Oft stehen oder standen die Betroffenen (viele Akademiker) im beruflichen Leben
in verantwortlicher Position, müssen strukturiert und organisiert arbeiten.
Im Privaten ist die Desorganisation ihr größtes Problem, ausgelöst durch ein
inneres Gefühlschaos und ungelöste Konflikte. Da Verlassenheitspanik und
Trennungsängste eine große Rolle spielen, können Probleme mit dem Horten und
Nicht-Wegwerfen hinzukommen. Messies sind ängstlich und unsicher, es können
zusätzlich Depressionen, Alkoholprobleme, Kaufsucht, Arbeitssucht oder
Ess-Störungen auftreten. Unserer Erfahrung nach handelt es sich bei den
Ursachen um Bindungsstörungen (Messies sind unsicher-vermeidend
gebunden), zu denen im Laufe der Zeit Traumata (u.a. sexueller oder
emotionaler Missbrauch, Überforderung, Vernachlässigung, Ungeliebtsein, nicht
einfühlsame Eltern mit erzieherischer Härte, das Gefühl, nicht angenommen zu
sein) hinzukommen.
Messie – ein Mensch, dessen Alltag von innerem Chaos bestimmt wird.
Manchmal zeigt sich das innere Chaos auch äußerlich in Form von Unordnung,
Durcheinander und Desorganisation.
Betroffene leiden darunter, dass ihre Gedanken immer wieder um die Bewältigung
der einfachsten täglich anfallenden Aufgaben kreisen und sie erleben oft eine
Hoffnungslosigkeit, dieses Problem jemals in den Griff zu bekommen.

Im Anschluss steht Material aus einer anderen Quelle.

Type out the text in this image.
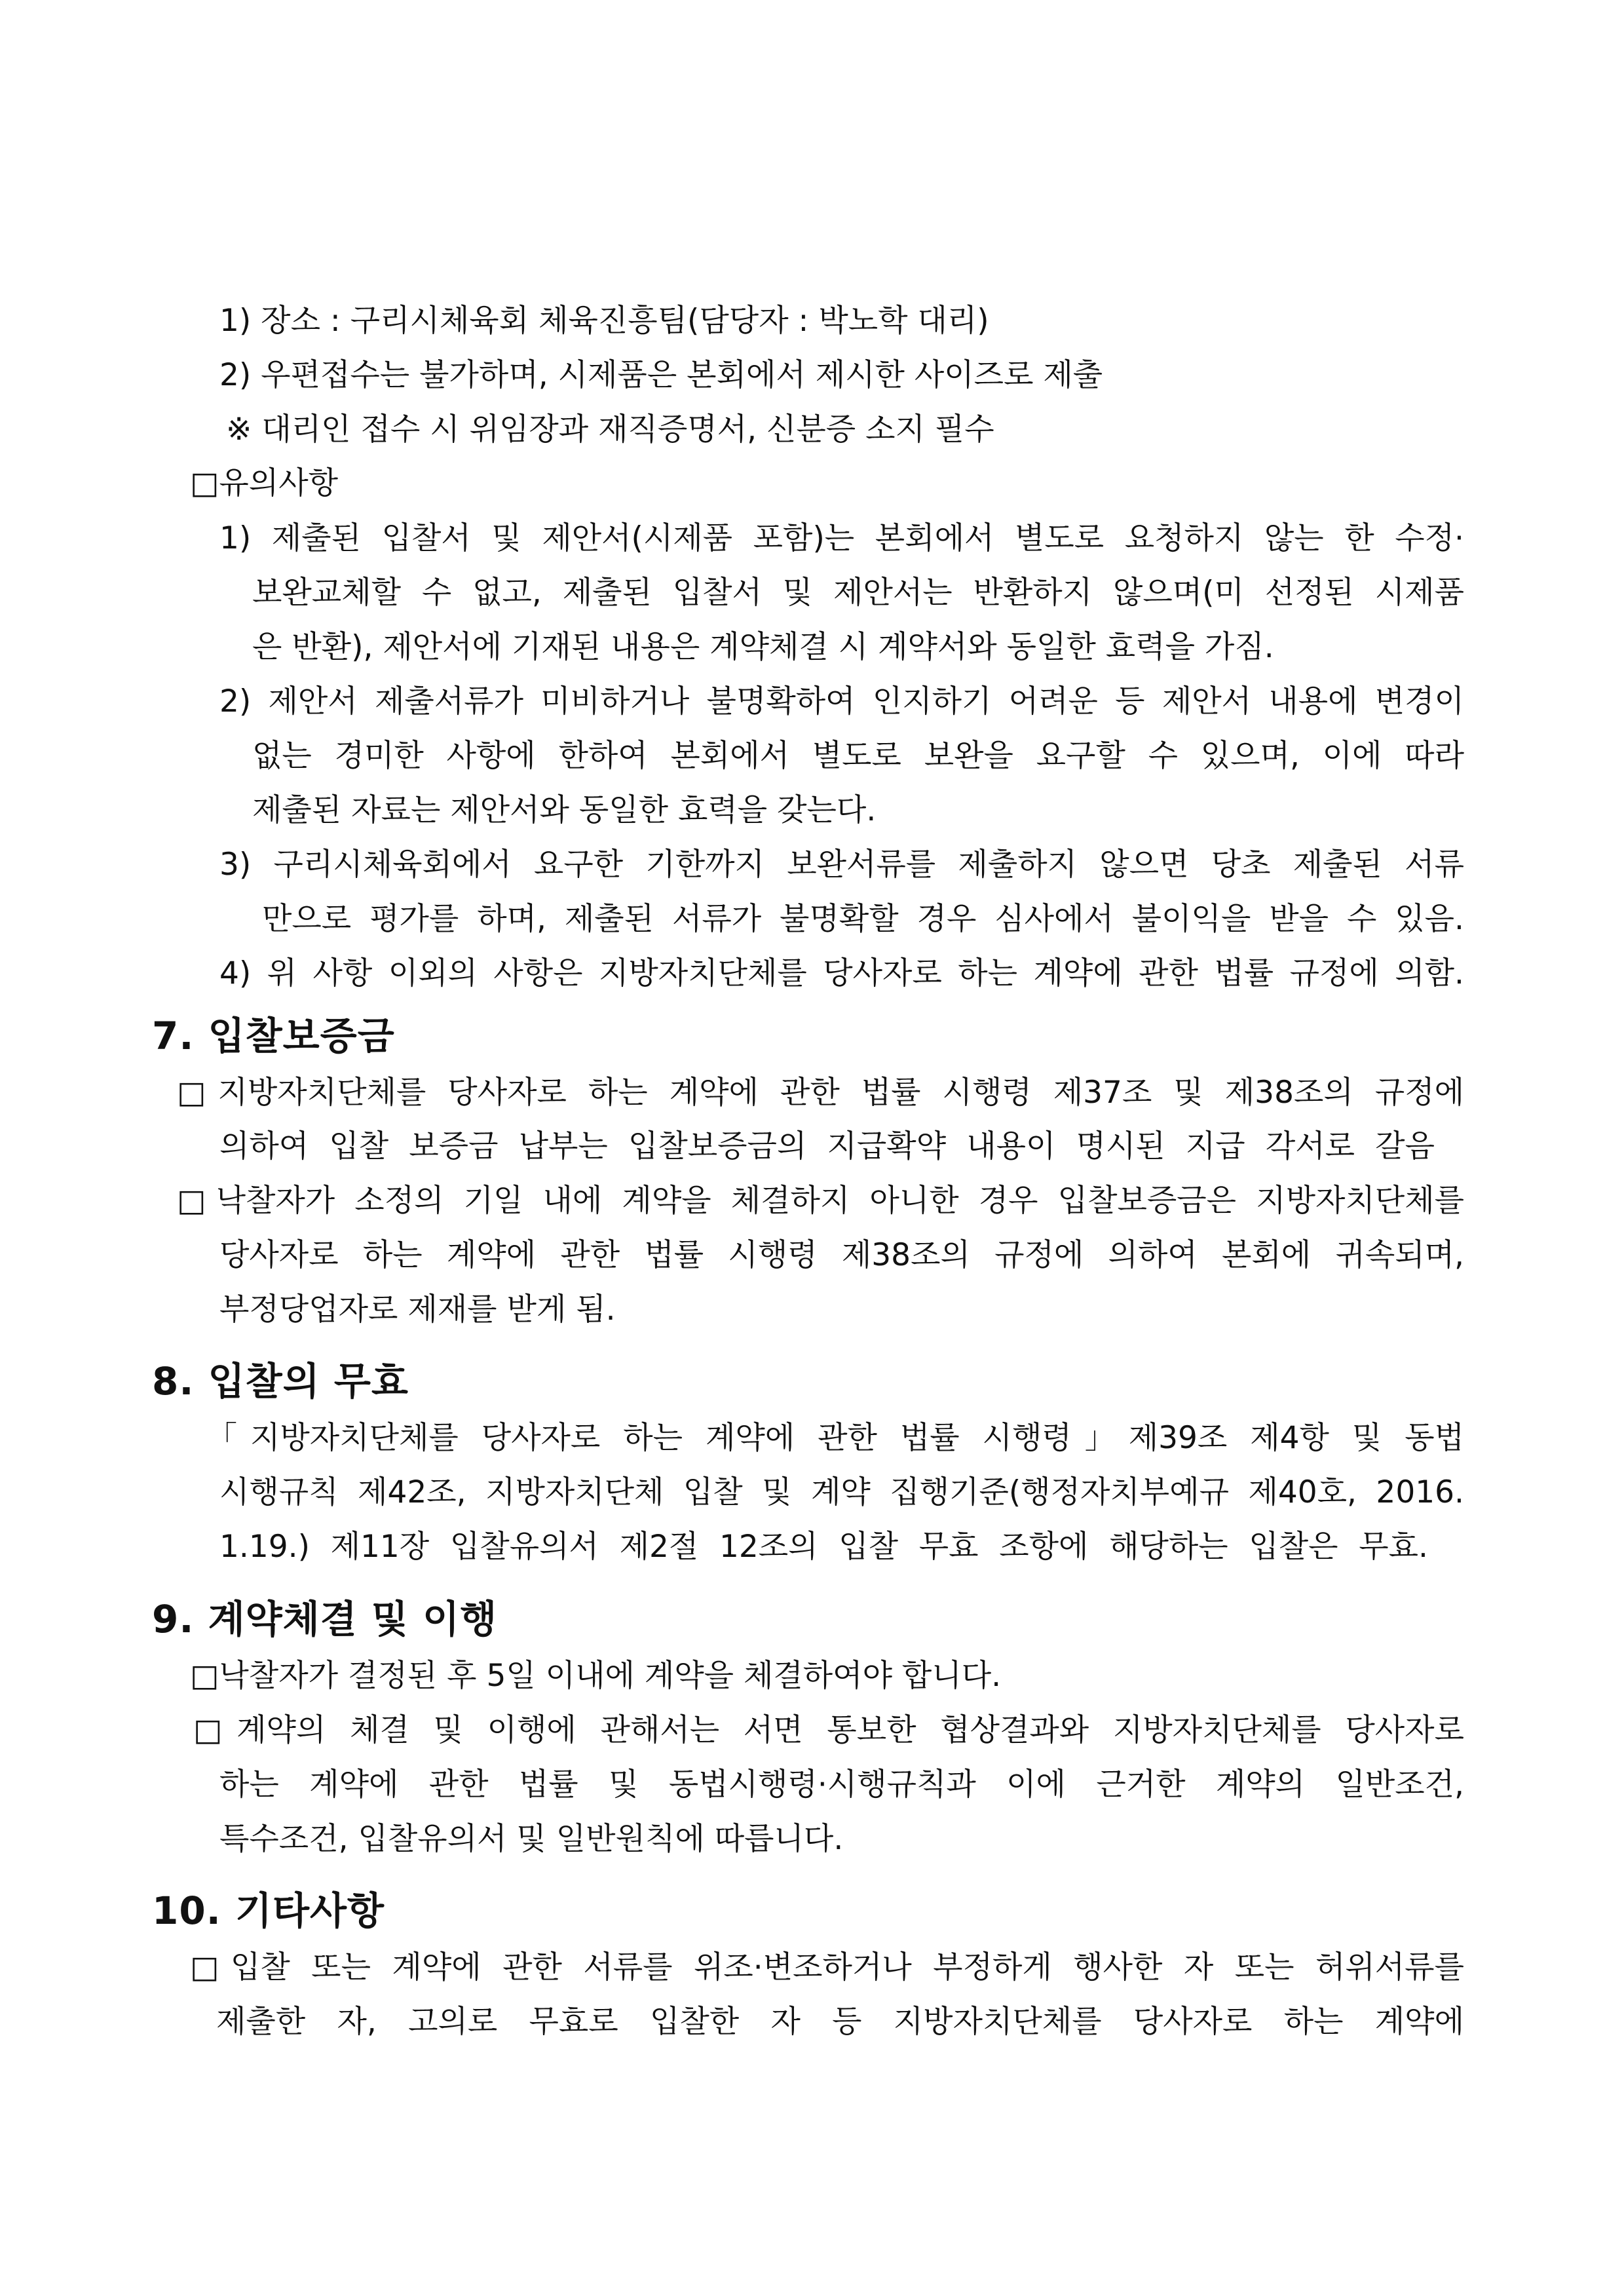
1) 장소 : 구리시체육회 체육진흥팀(담당자 : 박노학 대리)
2) 우편접수는 불가하며, 시제품은 본회에서 제시한 사이즈로 제출
※ 대리인 접수 시 위임장과 재직증명서, 신분증 소지 필수
□유의사항
1) 제출된 입찰서 및 제안서(시제품 포함)는 본회에서 별도로 요청하지 않는 한 수정·
보완교체할 수 없고, 제출된 입찰서 및 제안서는 반환하지 않으며(미 선정된 시제품
은 반환), 제안서에 기재된 내용은 계약체결 시 계약서와 동일한 효력을 가짐.
2) 제안서 제출서류가 미비하거나 불명확하여 인지하기 어려운 등 제안서 내용에 변경이
없는 경미한 사항에 한하여 본회에서 별도로 보완을 요구할 수 있으며, 이에 따라
제출된 자료는 제안서와 동일한 효력을 갖는다.
3) 구리시체육회에서 요구한 기한까지 보완서류를 제출하지 않으면 당초 제출된 서류
만으로 평가를 하며, 제출된 서류가 불명확할 경우 심사에서 불이익을 받을 수 있음.
4) 위 사항 이외의 사항은 지방자치단체를 당사자로 하는 계약에 관한 법률 규정에 의함.
7. 입찰보증금
□지방자치단체를 당사자로 하는 계약에 관한 법률 시행령 제37조 및 제38조의 규정에
의하여 입찰 보증금 납부는 입찰보증금의 지급확약 내용이 명시된 지급 각서로 갈음
□낙찰자가 소정의 기일 내에 계약을 체결하지 아니한 경우 입찰보증금은 지방자치단체를
당사자로 하는 계약에 관한 법률 시행령 제38조의 규정에 의하여 본회에 귀속되며,
부정당업자로 제재를 받게 됨.
8. 입찰의 무효
「지방자치단체를 당사자로 하는 계약에 관한 법률 시행령」제39조 제4항 및 동법
시행규칙 제42조, 지방자치단체 입찰 및 계약 집행기준(행정자치부예규 제40호, 2016.
1.19.) 제11장 입찰유의서 제2절 12조의 입찰 무효 조항에 해당하는 입찰은 무효.
9. 계약체결 및 이행
□낙찰자가 결정된 후 5일 이내에 계약을 체결하여야 합니다.
□계약의 체결 및 이행에 관해서는 서면 통보한 협상결과와 지방자치단체를 당사자로
하는 계약에 관한 법률 및 동법시행령·시행규칙과 이에 근거한 계약의 일반조건,
특수조건, 입찰유의서 및 일반원칙에 따릅니다.
10. 기타사항
□입찰 또는 계약에 관한 서류를 위조·변조하거나 부정하게 행사한 자 또는 허위서류를
제출한 자, 고의로 무효로 입찰한 자 등 지방자치단체를 당사자로 하는 계약에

Ein Messie empfindet sein Leben als zerrissen, chaotisch, widersprüchlich und in
hohem Maße frustrierend. Große Scham verhindert notwendige soziale
Kontakte und Messies leiden unter der damit verbundenen Ausweglosigkeit. Sie
machen sich für etwas verantwortlich, worüber sie nur wenig Kontrolle haben.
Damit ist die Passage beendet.